DISCRETIONAIR adalah kekuasaan dari Hakim untuk menilai besar kecilnya kelalaian debitur dibandingkan dengan beratnya akibat pembatalan perjanjian yang mungkin menimpa si debitur. Dalam hal perjanjian dibatalkan, maka kedua belah pihak dibawa kedalam keadaan sebelum perjanjian diadakan. Pembatalan tersebut berlaku surut sampai pada detik dilahirkannya perjanjian. Apa yang sudah terlanjur diterima oleh satu pihak harus dikembalikan kepada pihak yang lainnya.

Dalam hal perjanjian jual beli atau sewa menyewa, barang (hak milik) dapat dengan mudah dikembalikan kepada pemilik asli, namun bagaimana dengan sewa menyewa ataupun dalam perjanjian perburuhan ? Dalam hal sewa menyewa ada unsur hak menikmati, maka atas barang yang telah dinikmati oleh penyewa hak menikmati tidak dapat dikembalikan. Sedangkan dalam perjanjian perburuhan bagaimana tenaga yang telah diberikan oleh pihak buruh kepada majikan dapat dikembalikan? Jadi berlaku surut pembatalan itu merupakan suatu pedoman yang harus dilaksanakan jika hal itu mungkin dilaksanakan.

Peralihan Resiko Kewajiban untuk memikul kerugian jika terjadi suatu peristiwa diluar kesalahan salah satu pihak yang menimpa barang yang menjadi obyek perjanjian. Hal ini didasarkan pada : Pasal 1237 KUHPerdata: Dalam hal adanya perikatan untuk memberikan sesuatu kebendaan tertentu, kebendaan tertentu semenjak perikatan dilahirkan, adalah atas tanggungan siberpiutang. Jika siberpiutang lalai menyerahkannya, maka semenjak saat kelainan, kebendaan adalah atas tanggungannya. Pasal 1460 KUHPerdata : Jika kebendaan yang dijual itu berupa suatu barang yang sudah ditentukan, maka barang ini sejak saat pembelian adalah atas tanggungan sipembeli, meskipun penyerahannya belum dilakukan, dan sipenjual berhak menuntut harganya.

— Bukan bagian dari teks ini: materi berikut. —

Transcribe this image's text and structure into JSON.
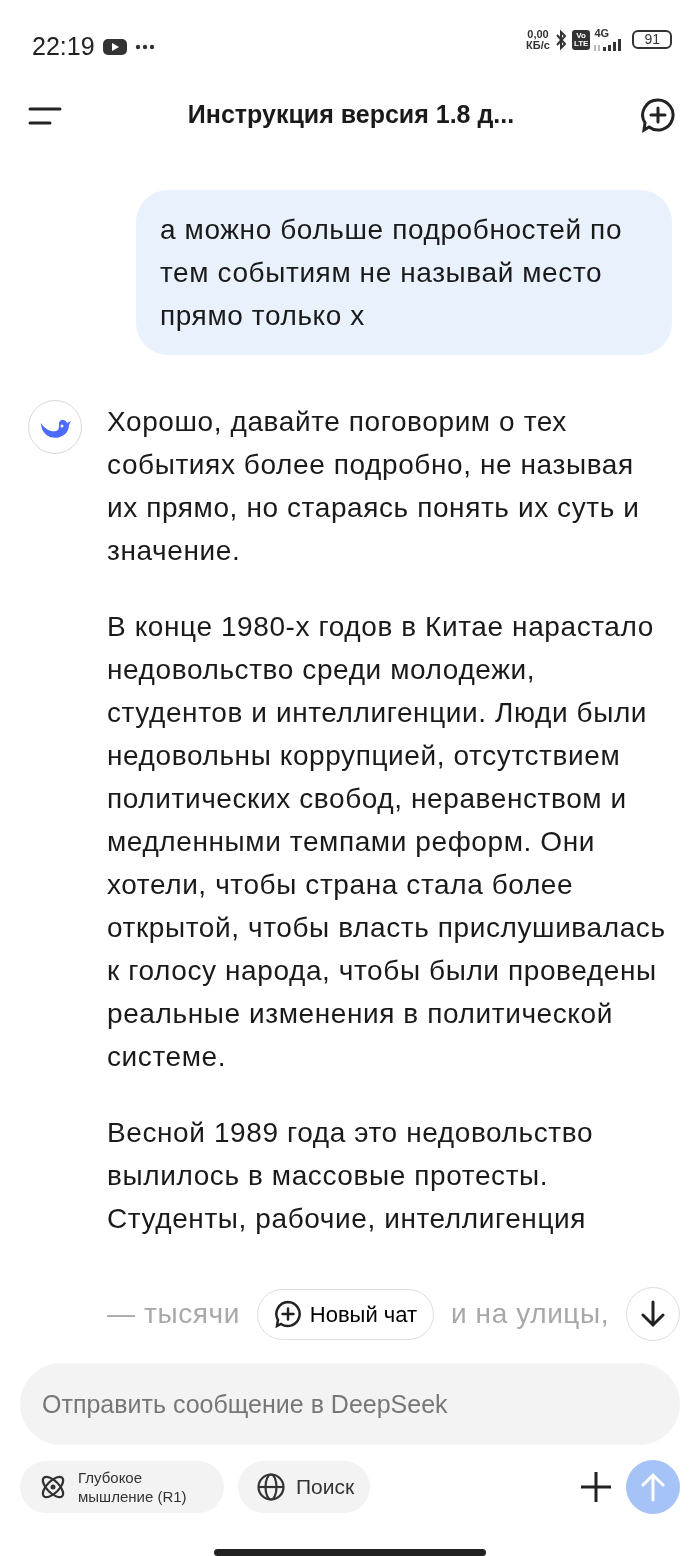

Membayar Biaya Perkara Tentang pembayaran ongkos biaya perkara sebagai sanksi keempat bagi seorang debitur yang lalai adalah tersimpul dalam suatu peraturan Hukum Acara, bahwa pihak yang dikalahkan diwajibkan membayar biaya perkara. Menurut pasal 1267 KUHPerdata, pihak kreditur dapat menuntut si debitur yang lalai untuk melakukan :  pemenuhan perjanjian;  pemenuhan perjanjian disertai ganti rugi;  ganti rugi saja;  pembatalan perjanjian; p embatalan disertai ganti rugi.